The Swire-Graham amendment, which gives MPs a fresh vote on the backstop in March 2020, was dismissed by the DUP last month as “tinkering”, and by Tory MP Steve Baker as “flimsy rubbish”. 

But to win over critics, the wording of their amendment could be substantially strengthened, possibly by removing any option to endorse the “backstop” or by giving MPs the right to say it would “never” come into force.

Nikki da Costa, former No. 10 director of legislative affairs, told HuffPost UK’s Commons People podcast that the idea of a new amendment – which would not be tabled by the government – could help May win more backing.

Referring to Swire’s amendment, she said: “The government find it to be very acceptable. My hunch is people are already saying, the DUP said, I think Steve Baker said, this isn’t really worth enough.

“But maybe you might look at that and you go ‘I’ll add an amendment to that’. The government can’t do that bit or have their hands on it because there will be bits where the EU might cry out against that. 

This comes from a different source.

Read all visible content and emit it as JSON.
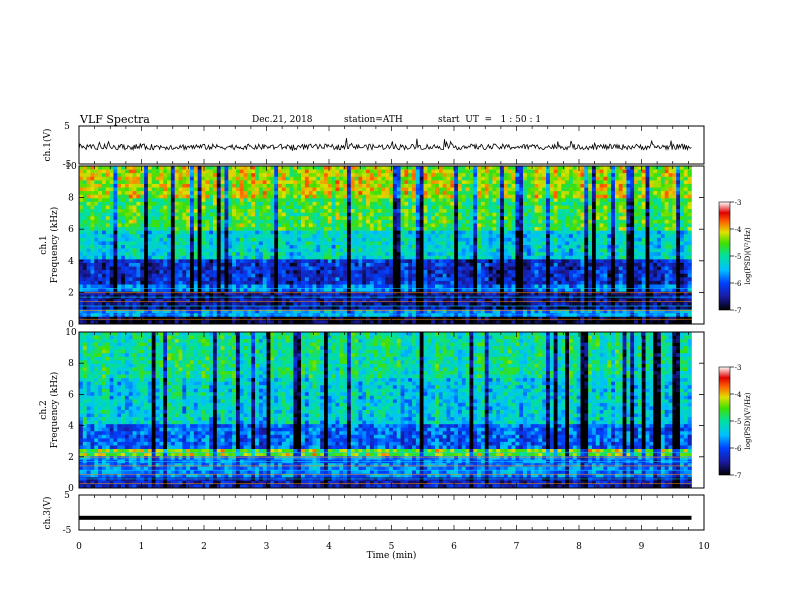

“But I might look at that and add something else and then maybe you are edging towards being able to pass something which says ‘here’s the recipe guys, EU look at that, see what you can do’.”

On some estimates, the PM is facing the prospect of a rebellion by up to 80 of her backbenchers on Tuesday, but government whips believe the figure will be lower.

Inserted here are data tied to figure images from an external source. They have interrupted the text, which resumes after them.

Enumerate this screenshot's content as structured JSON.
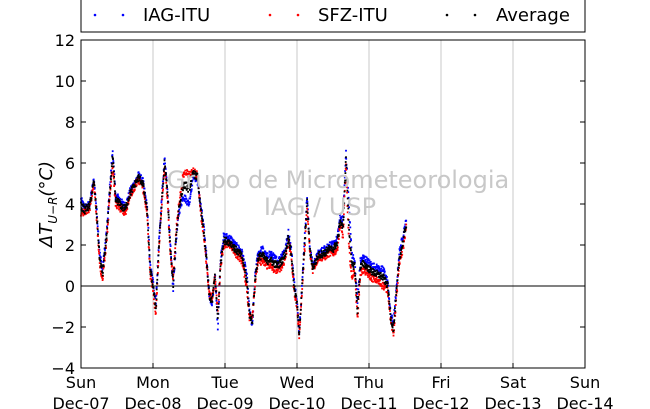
{
  "chart_data": {
    "type": "scatter",
    "ylabel": "ΔT_{U−R}(°C)",
    "ylabel_display": {
      "prefix": "ΔT",
      "sub": "U−R",
      "unit": "(°C)"
    },
    "ylim": [
      -4,
      12
    ],
    "yticks": [
      -4,
      -2,
      0,
      2,
      4,
      6,
      8,
      10,
      12
    ],
    "x_tick_labels": [
      {
        "day": "Sun",
        "date": "Dec-07"
      },
      {
        "day": "Mon",
        "date": "Dec-08"
      },
      {
        "day": "Tue",
        "date": "Dec-09"
      },
      {
        "day": "Wed",
        "date": "Dec-10"
      },
      {
        "day": "Thu",
        "date": "Dec-11"
      },
      {
        "day": "Fri",
        "date": "Dec-12"
      },
      {
        "day": "Sat",
        "date": "Dec-13"
      },
      {
        "day": "Sun",
        "date": "Dec-14"
      }
    ],
    "xlim_days": [
      0,
      7
    ],
    "grid": "vertical",
    "zero_line": true,
    "legend_position": "top",
    "watermark": [
      "Grupo de Micrometeorologia",
      "IAG / USP"
    ],
    "series": [
      {
        "name": "IAG-ITU",
        "color": "#0000ff",
        "anchors": [
          [
            0.0,
            4.2
          ],
          [
            0.05,
            3.8
          ],
          [
            0.12,
            4.0
          ],
          [
            0.18,
            5.2
          ],
          [
            0.22,
            3.6
          ],
          [
            0.26,
            1.6
          ],
          [
            0.3,
            0.8
          ],
          [
            0.36,
            2.8
          ],
          [
            0.4,
            4.8
          ],
          [
            0.44,
            6.6
          ],
          [
            0.48,
            4.4
          ],
          [
            0.52,
            4.3
          ],
          [
            0.58,
            4.0
          ],
          [
            0.62,
            3.9
          ],
          [
            0.68,
            4.6
          ],
          [
            0.74,
            5.0
          ],
          [
            0.8,
            5.4
          ],
          [
            0.86,
            5.1
          ],
          [
            0.92,
            3.8
          ],
          [
            0.96,
            1.0
          ],
          [
            1.0,
            0.2
          ],
          [
            1.04,
            -0.8
          ],
          [
            1.08,
            2.0
          ],
          [
            1.12,
            4.2
          ],
          [
            1.16,
            6.2
          ],
          [
            1.2,
            4.8
          ],
          [
            1.24,
            2.0
          ],
          [
            1.28,
            -0.2
          ],
          [
            1.32,
            2.2
          ],
          [
            1.36,
            3.6
          ],
          [
            1.42,
            4.4
          ],
          [
            1.46,
            4.2
          ],
          [
            1.5,
            4.0
          ],
          [
            1.56,
            5.4
          ],
          [
            1.62,
            5.1
          ],
          [
            1.66,
            4.0
          ],
          [
            1.7,
            3.0
          ],
          [
            1.74,
            1.6
          ],
          [
            1.78,
            -0.4
          ],
          [
            1.82,
            -1.0
          ],
          [
            1.86,
            0.6
          ],
          [
            1.9,
            -2.0
          ],
          [
            1.94,
            1.4
          ],
          [
            1.98,
            2.4
          ],
          [
            2.02,
            2.4
          ],
          [
            2.08,
            2.3
          ],
          [
            2.14,
            2.0
          ],
          [
            2.2,
            1.8
          ],
          [
            2.24,
            1.6
          ],
          [
            2.3,
            0.6
          ],
          [
            2.34,
            -1.2
          ],
          [
            2.38,
            -2.0
          ],
          [
            2.42,
            0.6
          ],
          [
            2.46,
            1.6
          ],
          [
            2.52,
            1.8
          ],
          [
            2.58,
            1.4
          ],
          [
            2.62,
            1.6
          ],
          [
            2.68,
            1.4
          ],
          [
            2.74,
            1.2
          ],
          [
            2.8,
            1.6
          ],
          [
            2.84,
            1.8
          ],
          [
            2.88,
            2.6
          ],
          [
            2.92,
            1.8
          ],
          [
            2.96,
            0.2
          ],
          [
            3.0,
            -0.8
          ],
          [
            3.03,
            -2.2
          ],
          [
            3.06,
            -0.6
          ],
          [
            3.1,
            2.0
          ],
          [
            3.14,
            4.4
          ],
          [
            3.18,
            1.8
          ],
          [
            3.22,
            1.0
          ],
          [
            3.3,
            1.6
          ],
          [
            3.38,
            1.8
          ],
          [
            3.44,
            2.0
          ],
          [
            3.5,
            2.0
          ],
          [
            3.56,
            2.3
          ],
          [
            3.6,
            3.4
          ],
          [
            3.64,
            3.2
          ],
          [
            3.68,
            6.6
          ],
          [
            3.72,
            4.0
          ],
          [
            3.76,
            1.6
          ],
          [
            3.8,
            1.2
          ],
          [
            3.84,
            -0.8
          ],
          [
            3.88,
            1.2
          ],
          [
            3.92,
            1.4
          ],
          [
            3.98,
            1.2
          ],
          [
            4.04,
            1.0
          ],
          [
            4.1,
            0.9
          ],
          [
            4.16,
            0.8
          ],
          [
            4.2,
            0.8
          ],
          [
            4.26,
            0.2
          ],
          [
            4.3,
            -1.4
          ],
          [
            4.34,
            -1.8
          ],
          [
            4.38,
            -0.2
          ],
          [
            4.42,
            1.6
          ],
          [
            4.48,
            2.6
          ],
          [
            4.52,
            3.2
          ]
        ]
      },
      {
        "name": "SFZ-ITU",
        "color": "#ff0000",
        "anchors": [
          [
            0.0,
            3.6
          ],
          [
            0.05,
            3.6
          ],
          [
            0.12,
            3.8
          ],
          [
            0.18,
            5.0
          ],
          [
            0.22,
            3.2
          ],
          [
            0.26,
            1.0
          ],
          [
            0.3,
            0.4
          ],
          [
            0.36,
            2.4
          ],
          [
            0.4,
            4.4
          ],
          [
            0.44,
            6.0
          ],
          [
            0.48,
            4.0
          ],
          [
            0.52,
            3.9
          ],
          [
            0.58,
            3.6
          ],
          [
            0.62,
            3.6
          ],
          [
            0.68,
            4.4
          ],
          [
            0.74,
            4.8
          ],
          [
            0.8,
            5.2
          ],
          [
            0.86,
            4.8
          ],
          [
            0.92,
            3.4
          ],
          [
            0.96,
            0.6
          ],
          [
            1.0,
            -0.2
          ],
          [
            1.04,
            -1.4
          ],
          [
            1.08,
            1.6
          ],
          [
            1.12,
            3.8
          ],
          [
            1.16,
            5.8
          ],
          [
            1.2,
            4.4
          ],
          [
            1.24,
            1.6
          ],
          [
            1.28,
            0.4
          ],
          [
            1.32,
            2.6
          ],
          [
            1.36,
            4.0
          ],
          [
            1.42,
            5.4
          ],
          [
            1.46,
            5.6
          ],
          [
            1.5,
            5.4
          ],
          [
            1.56,
            5.6
          ],
          [
            1.62,
            5.4
          ],
          [
            1.66,
            3.6
          ],
          [
            1.7,
            2.6
          ],
          [
            1.74,
            1.2
          ],
          [
            1.78,
            -0.4
          ],
          [
            1.82,
            -0.6
          ],
          [
            1.86,
            0.4
          ],
          [
            1.9,
            -1.2
          ],
          [
            1.94,
            1.0
          ],
          [
            1.98,
            2.0
          ],
          [
            2.02,
            2.0
          ],
          [
            2.08,
            2.0
          ],
          [
            2.14,
            1.6
          ],
          [
            2.2,
            1.4
          ],
          [
            2.24,
            1.2
          ],
          [
            2.3,
            0.0
          ],
          [
            2.34,
            -1.6
          ],
          [
            2.38,
            -1.4
          ],
          [
            2.42,
            0.2
          ],
          [
            2.46,
            1.2
          ],
          [
            2.52,
            1.2
          ],
          [
            2.58,
            1.0
          ],
          [
            2.62,
            1.0
          ],
          [
            2.68,
            0.8
          ],
          [
            2.74,
            0.8
          ],
          [
            2.8,
            1.0
          ],
          [
            2.84,
            1.4
          ],
          [
            2.88,
            2.2
          ],
          [
            2.92,
            1.4
          ],
          [
            2.96,
            -0.2
          ],
          [
            3.0,
            -1.0
          ],
          [
            3.03,
            -2.4
          ],
          [
            3.06,
            -0.8
          ],
          [
            3.1,
            1.4
          ],
          [
            3.14,
            3.8
          ],
          [
            3.18,
            1.6
          ],
          [
            3.22,
            0.8
          ],
          [
            3.3,
            1.4
          ],
          [
            3.38,
            1.4
          ],
          [
            3.44,
            1.6
          ],
          [
            3.5,
            1.6
          ],
          [
            3.56,
            1.8
          ],
          [
            3.6,
            3.0
          ],
          [
            3.64,
            2.4
          ],
          [
            3.68,
            6.0
          ],
          [
            3.72,
            2.0
          ],
          [
            3.76,
            0.4
          ],
          [
            3.8,
            0.8
          ],
          [
            3.84,
            -1.6
          ],
          [
            3.88,
            0.6
          ],
          [
            3.92,
            0.8
          ],
          [
            3.98,
            0.6
          ],
          [
            4.04,
            0.4
          ],
          [
            4.1,
            0.3
          ],
          [
            4.16,
            0.1
          ],
          [
            4.2,
            0.0
          ],
          [
            4.26,
            -0.2
          ],
          [
            4.3,
            -1.6
          ],
          [
            4.34,
            -2.4
          ],
          [
            4.38,
            -0.6
          ],
          [
            4.42,
            1.0
          ],
          [
            4.48,
            2.0
          ],
          [
            4.52,
            3.0
          ]
        ]
      },
      {
        "name": "Average",
        "color": "#000000",
        "anchors": [
          [
            0.0,
            3.9
          ],
          [
            0.05,
            3.7
          ],
          [
            0.12,
            3.9
          ],
          [
            0.18,
            5.1
          ],
          [
            0.22,
            3.4
          ],
          [
            0.26,
            1.3
          ],
          [
            0.3,
            0.6
          ],
          [
            0.36,
            2.6
          ],
          [
            0.4,
            4.6
          ],
          [
            0.44,
            6.3
          ],
          [
            0.48,
            4.2
          ],
          [
            0.52,
            4.1
          ],
          [
            0.58,
            3.8
          ],
          [
            0.62,
            3.8
          ],
          [
            0.68,
            4.5
          ],
          [
            0.74,
            4.9
          ],
          [
            0.8,
            5.3
          ],
          [
            0.86,
            5.0
          ],
          [
            0.92,
            3.6
          ],
          [
            0.96,
            0.8
          ],
          [
            1.0,
            0.0
          ],
          [
            1.04,
            -1.1
          ],
          [
            1.08,
            1.8
          ],
          [
            1.12,
            4.0
          ],
          [
            1.16,
            6.0
          ],
          [
            1.2,
            4.6
          ],
          [
            1.24,
            1.8
          ],
          [
            1.28,
            0.1
          ],
          [
            1.32,
            2.4
          ],
          [
            1.36,
            3.8
          ],
          [
            1.42,
            4.9
          ],
          [
            1.46,
            4.9
          ],
          [
            1.5,
            4.7
          ],
          [
            1.56,
            5.5
          ],
          [
            1.62,
            5.3
          ],
          [
            1.66,
            3.8
          ],
          [
            1.7,
            2.8
          ],
          [
            1.74,
            1.4
          ],
          [
            1.78,
            -0.4
          ],
          [
            1.82,
            -0.8
          ],
          [
            1.86,
            0.5
          ],
          [
            1.9,
            -1.6
          ],
          [
            1.94,
            1.2
          ],
          [
            1.98,
            2.2
          ],
          [
            2.02,
            2.2
          ],
          [
            2.08,
            2.1
          ],
          [
            2.14,
            1.8
          ],
          [
            2.2,
            1.6
          ],
          [
            2.24,
            1.4
          ],
          [
            2.3,
            0.3
          ],
          [
            2.34,
            -1.4
          ],
          [
            2.38,
            -1.7
          ],
          [
            2.42,
            0.4
          ],
          [
            2.46,
            1.4
          ],
          [
            2.52,
            1.5
          ],
          [
            2.58,
            1.2
          ],
          [
            2.62,
            1.3
          ],
          [
            2.68,
            1.1
          ],
          [
            2.74,
            1.0
          ],
          [
            2.8,
            1.3
          ],
          [
            2.84,
            1.6
          ],
          [
            2.88,
            2.4
          ],
          [
            2.92,
            1.6
          ],
          [
            2.96,
            0.0
          ],
          [
            3.0,
            -0.9
          ],
          [
            3.03,
            -2.3
          ],
          [
            3.06,
            -0.7
          ],
          [
            3.1,
            1.7
          ],
          [
            3.14,
            4.1
          ],
          [
            3.18,
            1.7
          ],
          [
            3.22,
            0.9
          ],
          [
            3.3,
            1.5
          ],
          [
            3.38,
            1.6
          ],
          [
            3.44,
            1.8
          ],
          [
            3.5,
            1.8
          ],
          [
            3.56,
            2.1
          ],
          [
            3.6,
            3.2
          ],
          [
            3.64,
            2.8
          ],
          [
            3.68,
            6.3
          ],
          [
            3.72,
            3.0
          ],
          [
            3.76,
            1.0
          ],
          [
            3.8,
            1.0
          ],
          [
            3.84,
            -1.2
          ],
          [
            3.88,
            0.9
          ],
          [
            3.92,
            1.1
          ],
          [
            3.98,
            0.9
          ],
          [
            4.04,
            0.7
          ],
          [
            4.1,
            0.6
          ],
          [
            4.16,
            0.5
          ],
          [
            4.2,
            0.4
          ],
          [
            4.26,
            0.0
          ],
          [
            4.3,
            -1.5
          ],
          [
            4.34,
            -2.1
          ],
          [
            4.38,
            -0.4
          ],
          [
            4.42,
            1.3
          ],
          [
            4.48,
            2.3
          ],
          [
            4.52,
            3.1
          ]
        ]
      }
    ]
  }
}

The fresh amendment would at least give May the chance to tell Brussels that parliament has come to a view, even if it breaches international obligations. The Swire amendment already raises the prospect of the government ending up in a legal battle with the EU.

On Friday Jean-Claude Juncker signalled that he could offer May help in her attempt to garner support for her deal from MPs. Speaking from Romania for the start of the country’s six-month presidency of the European council, he said: “We, the commission and I, are in touch on a constant basis with No. 10 Downing Street and we will see what happens between now and Tuesday.

“We will see what the British legislature decides to do with the texts that have been put forward. I still hope that here will be a deal. I do not like the prospect of a no deal, which would be a disaster, I think, for our British friends and for the continent of Europeans. And every effort needs to be made between now and Tuesday afternoon perhaps to ensure that this important issue can be resolved satisfactorily.”

Juncker is due to send a letter on Monday offering reassurances to MPs that the Irish backstop would keep the UK in a customs union only temporarily.

Asked about the assurances in the letter, he said: “What we have said very clearly in council and commission, in full harmony, was that there can be no renegotiation, there can be clarification. But that’s all we are discussing with Downing Street what these clarifications might amount to, that should not confused with a renegotiation with regards to the backstop. Aside from these remarks I think it would be unwise to go into the ongoing discussions.”